Alibaba’s global rivals flood the market with OpenClaw products

The launch of Wukong also came during internal changes around Alibaba’s AI teams. On March 4, Lin Junyang, a key technical lead behind Qwen, posted a short message on X that read, “bye my beloved qwen.”

A day later, Alibaba CEO Eddie Wu confirmed Lin’s departure in an internal memo, saying the company had accepted “Lin Junyang’s resignation and we sincerely thank him for his contributions during his time with us.”

Reuters claims that Lin’s exit was the third senior departure this year from the Qwen team, after Yu Bowen, who led post-training, and Hui Binyuan, who led coding.

At the same time, Alibaba has reportedly created Alibaba Token Hub, a new unit directly overseen by Eddie as the company speeds up its broader AI strategy.

The group is expected to focus on creating, distributing, and applying tokens, which are the basic computing units used by AI models. It will also combine several internal teams.

The goal is to cover the full AI stack, from foundation model work to enterprise-level applications.

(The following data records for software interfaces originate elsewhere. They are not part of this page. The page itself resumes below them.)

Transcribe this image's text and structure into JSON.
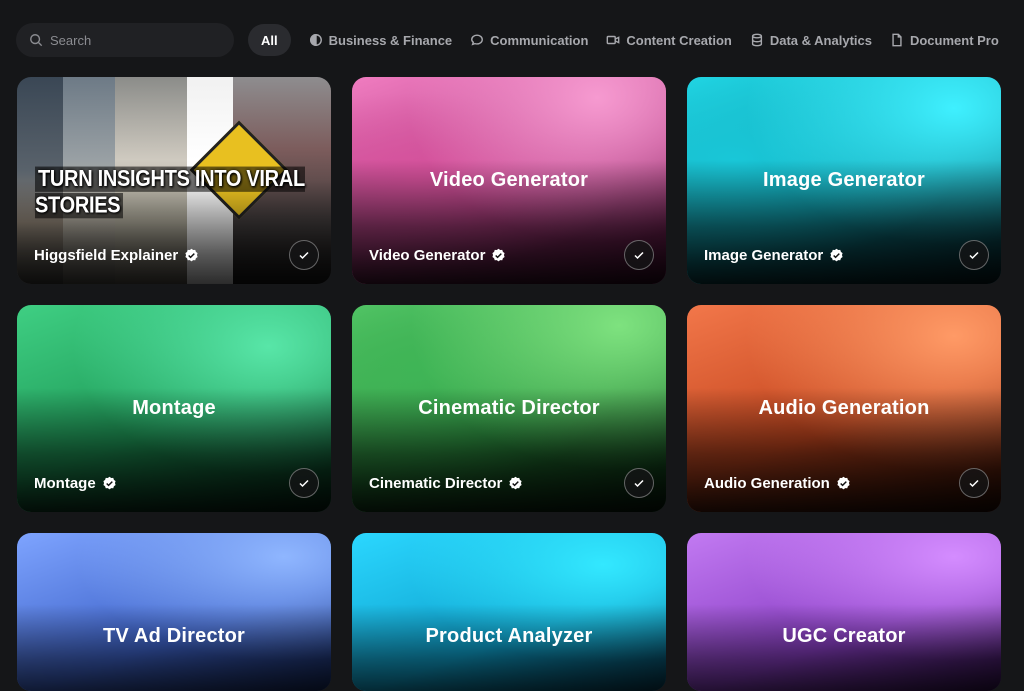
{
  "search": {
    "placeholder": "Search",
    "icon": "search-icon"
  },
  "filters": {
    "all_label": "All",
    "chips": [
      {
        "label": "Business & Finance",
        "icon": "pie-chart-icon"
      },
      {
        "label": "Communication",
        "icon": "chat-bubble-icon"
      },
      {
        "label": "Content Creation",
        "icon": "video-camera-icon"
      },
      {
        "label": "Data & Analytics",
        "icon": "database-icon"
      },
      {
        "label": "Document Pro",
        "icon": "document-icon"
      }
    ]
  },
  "cards": [
    {
      "title": "Higgsfield Explainer",
      "overlay_text": "TURN INSIGHTS INTO VIRAL STORIES",
      "verified": true,
      "selected_check": true
    },
    {
      "title": "Video Generator",
      "center_title": "Video Generator",
      "verified": true,
      "selected_check": true,
      "color": "#e062a8"
    },
    {
      "title": "Image Generator",
      "center_title": "Image Generator",
      "verified": true,
      "selected_check": true,
      "color": "#1fc6d6"
    },
    {
      "title": "Montage",
      "center_title": "Montage",
      "verified": true,
      "selected_check": true,
      "color": "#34b870"
    },
    {
      "title": "Cinematic Director",
      "center_title": "Cinematic Director",
      "verified": true,
      "selected_check": true,
      "color": "#44ab55"
    },
    {
      "title": "Audio Generation",
      "center_title": "Audio Generation",
      "verified": true,
      "selected_check": true,
      "color": "#de5c2e"
    },
    {
      "center_title": "TV Ad Director",
      "color": "#5f86ea"
    },
    {
      "center_title": "Product Analyzer",
      "color": "#20c2ec"
    },
    {
      "center_title": "UGC Creator",
      "color": "#a85cdc"
    }
  ]
}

The launch also landed in the middle of a wider OpenClaw rush across China’s tech sector. Within weeks of OpenClaw gaining attention from developers and hobbyists, major Chinese internet companies began releasing their own versions and integrations.

Tencent last week launched QClaw, which connects OpenClaw to WeChat. The company said users can send a message to QClaw through WeChat, and the agent will carry out the task immediately. ByteDance’s cloud unit, Volcano Engine, rolled out ArkClaw, a browser-based version.

Alibaba also released JVS Claw, a mobile app designed to make OpenClaw easier to install and deploy.

The race spread beyond the biggest platforms.

Xiaomi launched a closed beta test of MiClaw, an AI agent that lets users control Xiaomi smartphones and smart home devices with single-sentence commands.

Startups moved too. Zhipu AI, Moonshot AI, and MiniMax released large language models or frameworks built on top of OpenClaw.

Last Tuesday, shares of Zhipu AI rose 13%, and MiniMax jumped 22% after their OpenClaw announcements.

Outside China, Nvidia on Monday said it had built NemoClaw, an enterprise platform based on OpenClaw.

Speaking at Nvidia’s 2026 GTC conference in San Jose, CEO Jensen Huang said, “It has a network guardrail, it has a privacy router, and as a result, we could protect and keep the claws from executing inside our company, and do it safely.”

Jensen added, “Every company in the world today needs to have an OpenClaw strategy, an agentic system strategy. This is the new computer.”